Staff got integration and its potential benefits, but the ask was profound and they understandably saw the challenges through the lens of disintegrating services about which they were passionate. “Integration is great, but not for my team”. They knew the great specialist work they did and feared its loss – for their patients. 

Management compounded this, hitting things high-level and missing what mattered; or at least paying it inadequate attention. Where would staff park their cars? What about a school-run carefully built around a current team base? And this was before we hit the buffers of different IT and email systems, HR policies, salaries and contracts for those in health and social care – issues no one organisation could solve. We spent as much time as we could listening to staff anxieties, but they felt we still didn’t adequately hear. Manager self-pity at this being an un-resourced additional task got the response it deserved. 

All these contradictory tensions are simultaneously true. Integration can both bring together a wide range of skills, services and people, yet risk degeneration to a lowest common denominator. Novel educational and development opportunities are exciting yet might be in competition with trainees’ and senior professionals’ core professional needs. Reducing barriers must be good yet clearly could increase demand, or at least show us the currently hidden true population need.

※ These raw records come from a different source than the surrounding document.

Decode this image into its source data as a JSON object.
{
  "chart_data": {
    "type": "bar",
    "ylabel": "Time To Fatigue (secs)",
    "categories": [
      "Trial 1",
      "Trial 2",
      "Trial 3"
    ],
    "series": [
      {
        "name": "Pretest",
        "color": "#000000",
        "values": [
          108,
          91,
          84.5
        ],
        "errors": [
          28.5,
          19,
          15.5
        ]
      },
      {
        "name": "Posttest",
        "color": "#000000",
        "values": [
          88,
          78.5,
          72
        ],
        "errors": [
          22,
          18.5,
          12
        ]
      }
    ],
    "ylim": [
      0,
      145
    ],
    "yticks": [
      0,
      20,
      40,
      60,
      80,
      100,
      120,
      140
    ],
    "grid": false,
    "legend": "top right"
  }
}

I started an integrated care journey with two preoccupying questions: what is the optimal type of integration and how would I know if it is working? These remain preoccupations. We lack a lexicon of integration; it is fine to ‘do local’, but we need a matrix to understand how your integration compares with mine. We are developing an imperfect series of qualitative and quantitative markers of change, but their utility (for you, as well as me) remains uncertain.

But my thoughts have moved beyond that, shaped by the most unexpected integration gain. One that has shifted my medical practice more than anything else of the previous ten years. Culture. Integration ‘proximity’ is great, but that’s only a vehicle for delivering the underlying goodness. We don’t just have different skills in health and social care, we see the world differently. In my outpatient clinic last year, my medical student asked my patient “what is wrong and how long has it been a problem?” – that’s what we say to patients. The social work student also present asked the same person “what are you good at and what do you want to do?” – that’s what we say to people. Two worlds. 

The real integration gain – which I believe remains largely unrecognised (by health, at least) – is the strengths-based enablement approach that social care will teach us. In turn, I think we offer social care an evidence-based evaluative approach that is not always, I would respectfully suggest, as core to their practice. Our local journey continues. Early bruising, but we continue to learn, trying to hear more and better. What is beginning to win us all round – slowly – is the gradual recognition of the new ways of thinking that others can offer us. Come talk to us, we’d love to learn from you.